You get dressed. . . go to the living room. . . sit down next to me. . . and we say hello. I complement your house, you ask me about my trip.

We are smiling.
- - - - - - -

yes.

that is good.

you are an excellent scriptwriter.
- - - - - - -

(I've been working on it for weeks now!)

And now: to bed, kitten. To sleep! You have an early call to make. . . which I promise I will receive. . .
- - - - - - -

yes. to bed. i'd hoped it would be earlier but assorted things intervened.

on the other hand, it's so nice to be home and again enjoying our bedtime visit.

no, not a visit.

being together at bedtime. which i missed so very much over the weekend...

good night, master. until tomorrow morning...

your kitten.
yours, totally yours, and yours alone.
- - - - - - -

Good night, kitten.

7 comments:

Ronjazz said...

You are a fun girl, indeed. Any more at home like you? Or anyone here in Chicago?

Natty said...

Oh I love that sharing of fantasies in the weeks leading up to the impending arrival. I know when my partner and I do it, half the stuff we never get around to. And sometimes it doesn't work out the way it did in fantasy. But it does make those last few weeks a lot of fun.
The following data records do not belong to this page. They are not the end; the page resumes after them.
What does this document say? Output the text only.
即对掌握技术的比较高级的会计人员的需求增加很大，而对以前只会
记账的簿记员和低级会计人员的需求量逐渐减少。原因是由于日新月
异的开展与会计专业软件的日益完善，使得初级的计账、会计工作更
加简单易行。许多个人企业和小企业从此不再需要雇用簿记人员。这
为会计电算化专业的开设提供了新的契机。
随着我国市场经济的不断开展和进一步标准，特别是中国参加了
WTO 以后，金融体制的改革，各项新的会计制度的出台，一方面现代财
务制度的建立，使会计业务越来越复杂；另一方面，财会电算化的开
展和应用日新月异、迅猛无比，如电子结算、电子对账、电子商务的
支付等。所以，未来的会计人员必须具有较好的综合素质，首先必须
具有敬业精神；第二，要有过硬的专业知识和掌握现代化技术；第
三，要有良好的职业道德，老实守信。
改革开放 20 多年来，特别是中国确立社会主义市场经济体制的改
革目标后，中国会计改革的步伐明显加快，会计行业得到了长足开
Mine just left after being here for a three month visit, so I'll have a few months before we start doing the pre-arrival fantasies. Glad to hear yours are just starting. :-)

Paul said...

Oatmeal Girl, this is so beautiful, your fantasies are marvellous, I hope that you lived up to them.
Warm hugs,
Paul.

Anonymous said...

Love the mindfuck...

oatmeal girl said...

ron - i do have a sister, who did spend a number of years in Chicago, and who i gather is as also pretty heavily into sex. beyond that i can't say, and she seems to have a lover at the moment. besides, i am most definitely an original.

natty - as i saw you later realized, this piece is from the past. a year ago. in the end, he opted for a normal greeting at the door. well, not sure about normal - i was nervous as hell... but our first weekend together was amazing. lucky you to have had a full 3 months together!

paul - when we finally met in person, it was more than the fantasies. after the initial nervousness passed, it was as if we had known each other all our lives...

z - my mind is exquisitely fuckable. always moist and receptive... (it's so great to have you properly connected again!! i missed you.)

Sulpicia said...

Still catching up on my reading... A conversation captured is a powerful thing. This sent my head spinning.

oatmeal girl said...

sulpicia - it's good to have you hear. i'm afraid there's lots to catch up on... the conversation was by e-mail, so easy to capture. i enjoy giving these tastes of how our relationship developed, especially since after a while we switched to phone calls and the documentation isn't there.

there will be lots more of these conversations posted in the coming week leading up to the anniversary of our first meeting.